Micro-mechanical system using vibration motor and camera on smartphones can compute the PT/INR

MONDAY, Feb. 14, 2022 (HealthDay News) — A micro-mechanical clot detection system using the vibration motor and camera on smartphones correlates strongly with laboratory and point-of-care prothrombin time (PT)/international normalized ratio (INR) testing for plasma and whole blood, according to a study published online Feb. 11 in Nature Communications.

Justin Chan, from the Paul G. Allen School of Computer Science and Engineering at the University of Washington in Seattle, and colleagues report on a proof-of-concept PT/INR testing system that makes use of the vibration motor and camera on smartphones to track micro-mechanical movements of a copper particle. Using 140 anonymized plasma samples, PT/INR computed by the smartphone system was compared with laboratory values.

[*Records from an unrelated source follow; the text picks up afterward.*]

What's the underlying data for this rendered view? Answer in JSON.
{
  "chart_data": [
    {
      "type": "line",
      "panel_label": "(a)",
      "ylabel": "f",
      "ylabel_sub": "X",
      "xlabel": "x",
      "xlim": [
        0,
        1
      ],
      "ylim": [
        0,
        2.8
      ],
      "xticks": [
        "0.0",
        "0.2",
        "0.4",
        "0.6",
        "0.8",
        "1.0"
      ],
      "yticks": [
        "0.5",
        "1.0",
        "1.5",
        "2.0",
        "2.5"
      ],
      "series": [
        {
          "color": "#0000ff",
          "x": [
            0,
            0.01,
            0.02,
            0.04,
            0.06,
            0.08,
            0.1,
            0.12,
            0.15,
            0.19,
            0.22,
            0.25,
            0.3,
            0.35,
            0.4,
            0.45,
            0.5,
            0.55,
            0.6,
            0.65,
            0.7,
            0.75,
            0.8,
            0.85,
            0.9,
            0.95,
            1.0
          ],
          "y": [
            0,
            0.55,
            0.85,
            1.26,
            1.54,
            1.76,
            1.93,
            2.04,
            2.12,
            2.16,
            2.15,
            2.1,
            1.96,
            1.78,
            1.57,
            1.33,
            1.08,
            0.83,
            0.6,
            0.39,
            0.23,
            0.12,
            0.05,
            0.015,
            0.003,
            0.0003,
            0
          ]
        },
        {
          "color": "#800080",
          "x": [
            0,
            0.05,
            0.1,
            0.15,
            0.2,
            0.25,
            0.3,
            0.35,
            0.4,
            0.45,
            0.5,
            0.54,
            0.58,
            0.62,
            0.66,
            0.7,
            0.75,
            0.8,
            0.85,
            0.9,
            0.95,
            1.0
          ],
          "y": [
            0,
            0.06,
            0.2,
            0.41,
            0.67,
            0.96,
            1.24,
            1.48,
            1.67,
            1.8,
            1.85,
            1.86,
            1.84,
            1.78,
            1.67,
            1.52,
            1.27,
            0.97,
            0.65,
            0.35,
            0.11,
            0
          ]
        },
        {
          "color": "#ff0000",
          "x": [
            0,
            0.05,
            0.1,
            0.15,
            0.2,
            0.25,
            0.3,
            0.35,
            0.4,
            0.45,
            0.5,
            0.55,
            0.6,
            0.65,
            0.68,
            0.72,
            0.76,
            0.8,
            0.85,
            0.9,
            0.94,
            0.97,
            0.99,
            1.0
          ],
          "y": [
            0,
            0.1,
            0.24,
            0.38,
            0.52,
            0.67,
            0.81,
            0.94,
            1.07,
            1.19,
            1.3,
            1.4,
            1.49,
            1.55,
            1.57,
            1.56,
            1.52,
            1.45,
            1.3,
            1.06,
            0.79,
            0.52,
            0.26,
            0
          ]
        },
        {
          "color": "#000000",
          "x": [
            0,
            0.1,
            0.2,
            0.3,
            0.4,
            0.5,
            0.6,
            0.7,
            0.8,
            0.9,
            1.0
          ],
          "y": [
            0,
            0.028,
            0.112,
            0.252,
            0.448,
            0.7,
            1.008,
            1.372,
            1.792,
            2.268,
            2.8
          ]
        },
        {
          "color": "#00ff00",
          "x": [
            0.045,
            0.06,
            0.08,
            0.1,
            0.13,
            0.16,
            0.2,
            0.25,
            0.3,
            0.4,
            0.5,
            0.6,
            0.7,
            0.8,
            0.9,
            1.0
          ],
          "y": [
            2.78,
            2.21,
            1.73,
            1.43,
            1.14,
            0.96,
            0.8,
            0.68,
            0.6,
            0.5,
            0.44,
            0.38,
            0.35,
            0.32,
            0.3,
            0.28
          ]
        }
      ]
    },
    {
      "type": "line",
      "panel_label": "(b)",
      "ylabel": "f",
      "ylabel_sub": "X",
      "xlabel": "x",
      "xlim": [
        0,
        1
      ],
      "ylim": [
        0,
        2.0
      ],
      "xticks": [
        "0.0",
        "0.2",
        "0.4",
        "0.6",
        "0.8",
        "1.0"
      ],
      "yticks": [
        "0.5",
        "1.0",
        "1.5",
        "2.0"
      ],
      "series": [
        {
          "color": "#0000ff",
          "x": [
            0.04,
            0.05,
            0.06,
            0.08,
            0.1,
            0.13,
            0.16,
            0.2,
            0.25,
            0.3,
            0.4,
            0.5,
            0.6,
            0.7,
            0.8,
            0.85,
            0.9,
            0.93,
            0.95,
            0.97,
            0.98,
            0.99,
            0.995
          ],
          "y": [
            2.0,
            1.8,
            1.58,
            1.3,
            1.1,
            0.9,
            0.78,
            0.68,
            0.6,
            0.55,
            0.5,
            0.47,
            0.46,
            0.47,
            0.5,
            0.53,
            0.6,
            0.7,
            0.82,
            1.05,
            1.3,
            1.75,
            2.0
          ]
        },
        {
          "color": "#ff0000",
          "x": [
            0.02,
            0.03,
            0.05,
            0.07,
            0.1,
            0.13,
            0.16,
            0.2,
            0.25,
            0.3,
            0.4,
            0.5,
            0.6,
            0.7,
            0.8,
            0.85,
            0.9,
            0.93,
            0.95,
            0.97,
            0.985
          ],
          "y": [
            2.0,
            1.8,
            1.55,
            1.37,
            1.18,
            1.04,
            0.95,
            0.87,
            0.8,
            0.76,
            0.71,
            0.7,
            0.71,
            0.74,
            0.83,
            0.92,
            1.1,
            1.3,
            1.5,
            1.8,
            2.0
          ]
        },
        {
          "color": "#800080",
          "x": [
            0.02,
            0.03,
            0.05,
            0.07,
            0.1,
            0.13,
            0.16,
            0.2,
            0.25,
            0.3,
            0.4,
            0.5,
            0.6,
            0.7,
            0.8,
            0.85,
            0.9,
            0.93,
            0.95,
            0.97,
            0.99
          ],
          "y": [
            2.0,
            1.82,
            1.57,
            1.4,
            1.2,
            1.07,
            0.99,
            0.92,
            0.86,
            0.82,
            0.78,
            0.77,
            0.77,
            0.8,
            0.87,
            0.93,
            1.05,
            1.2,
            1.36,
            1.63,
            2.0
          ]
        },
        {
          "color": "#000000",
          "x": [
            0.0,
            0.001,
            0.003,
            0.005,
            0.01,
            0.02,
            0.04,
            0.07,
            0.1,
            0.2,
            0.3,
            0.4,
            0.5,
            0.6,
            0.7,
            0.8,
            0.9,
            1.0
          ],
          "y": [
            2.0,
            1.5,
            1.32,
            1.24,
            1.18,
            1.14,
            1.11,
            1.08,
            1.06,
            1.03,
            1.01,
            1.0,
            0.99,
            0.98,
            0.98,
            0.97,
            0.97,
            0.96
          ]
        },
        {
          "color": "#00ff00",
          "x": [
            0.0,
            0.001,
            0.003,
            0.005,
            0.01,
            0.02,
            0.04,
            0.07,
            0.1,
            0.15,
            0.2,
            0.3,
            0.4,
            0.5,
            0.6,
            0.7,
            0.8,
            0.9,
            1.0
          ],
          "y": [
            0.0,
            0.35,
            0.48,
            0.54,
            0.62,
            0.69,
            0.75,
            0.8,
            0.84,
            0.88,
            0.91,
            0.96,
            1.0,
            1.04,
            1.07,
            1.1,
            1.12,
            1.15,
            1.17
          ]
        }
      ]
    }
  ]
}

The researchers found that the inter-class correlation coefficients were 0.963 and 0.966, which was within the accuracy range for commercial point-of-care testing coagulometers. Performance was similar on 80 anonymized samples of whole blood using a single drop of blood (10 µl). The smartphone system demonstrated a correlation of 0.974 for both PT/INR when tested with 79 blood samples with coagulopathic conditions.

“Almost every smartphone from the past decade has a vibration motor and a camera. This means that almost everyone who has a phone can use this. All you need is a simple plastic attachment, no additional electronics of any kind,” a coauthor said in a statement. “This is the best of all worlds — it’s basically the holy grail of PT/INR testing. It makes it frugal and accessible to millions of people, even where resources are very limited.”

Several authors are listed as inventors on the provisional patent application in the process of being submitted by the University of Washington.